Après des années de jeunesse difficiles, Joséphin Soulary devient en 1840 chef de cabinet du préfet Jaÿr, puis chef de division à la préfecture du Rhône. Il termine sa carrière comme conservateur de la Bibliothèque municipale. N’ayant jamais cessé d’écrire, il connaît sa consécration littéraire en 1859 avec les Sonnets Humouristiques, parus chez Perrin. Auteur d’une œuvre importante, Soulary s’est surtout illustré dans l’art du sonnet, dans lequel il était passé maître. On l’a comparé en son temps à Théophile Gautier et Leconte de Lisle. Au-delà du classicisme impeccable de la forme, de nombreux poèmes de cet auteur séduisent encore le lecteur contemporain par leur originalité, leur force d’émotion et un humour, parfois mélancolique et désenchanté, qui les rendent très actuels.
Ses Oeuvres poétiques ont été rassemblées en 3 volumes chez Lemerre (1887).
*
SONNET DE DECEMBRE
L’hiver est là.
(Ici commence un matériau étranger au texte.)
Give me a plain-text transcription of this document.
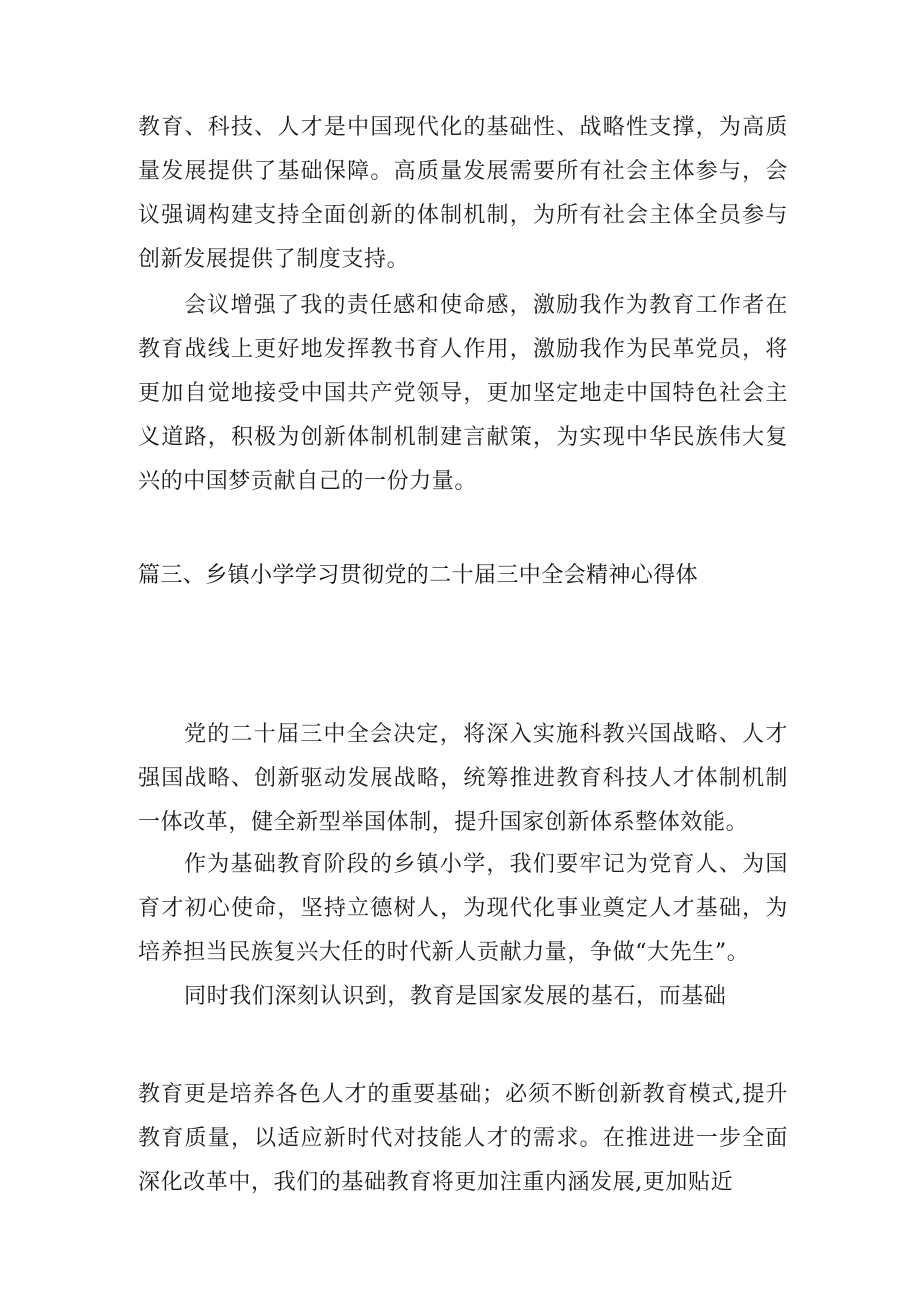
教育、科技、人才是中国现代化的基础性、战略性支撑，为高质量发展提供了基础保障。高质量发展需要所有社会主体参与，会议强调构建支持全面创新的体制机制，为所有社会主体全员参与创新发展提供了制度支持。

会议增强了我的责任感和使命感，激励我作为教育工作者在教育战线上更好地发挥教书育人作用，激励我作为民革党员，将更加自觉地接受中国共产党领导，更加坚定地走中国特色社会主义道路，积极为创新体制机制建言献策，为实现中华民族伟大复兴的中国梦贡献自己的一份力量。

篇三、乡镇小学学习贯彻党的二十届三中全会精神心得体

党的二十届三中全会决定，将深入实施科教兴国战略、人才强国战略、创新驱动发展战略，统筹推进教育科技人才体制机制一体改革，健全新型举国体制，提升国家创新体系整体效能。

作为基础教育阶段的乡镇小学，我们要牢记为党育人、为国育才初心使命，坚持立德树人，为现代化事业奠定人才基础，为培养担当民族复兴大任的时代新人贡献力量，争做“大先生”。

同时我们深刻认识到，教育是国家发展的基石，而基础

教育更是培养各色人才的重要基础；必须不断创新教育模式,提升教育质量，以适应新时代对技能人才的需求。在推进进一步全面深化改革中，我们的基础教育将更加注重内涵发展,更加贴近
L’oiseau meurt de faim; l’homme gèle.
Passe pour l’homme encor ; mais l’oiseau, c’est pitié !
Dans un bouquin rongé des rats plus qu’à moitié
j’ai lu qu’il paie aussi la faute originelle.
La bise a mangé l’air, durci le sol, lié
Les ruisseaux. - Temps propice aux heureux ! La flanelle
Les couvre ; au coin du feu le festin les appelle.
Mais les autres ?.. Sans doute ils auront mal prié !
Le soleil disparaît sous la brume glacée ;
C’est l’acteur des beaux jours qui, la toile baissée,
Prépare sa rentrée au prochain renouveau ;
et, tandis qu’on grelotte, il vient, par intervalle,
regarder plaisamment, l’oeil au trou du rideau,
La grimace que fait son public dans la salle.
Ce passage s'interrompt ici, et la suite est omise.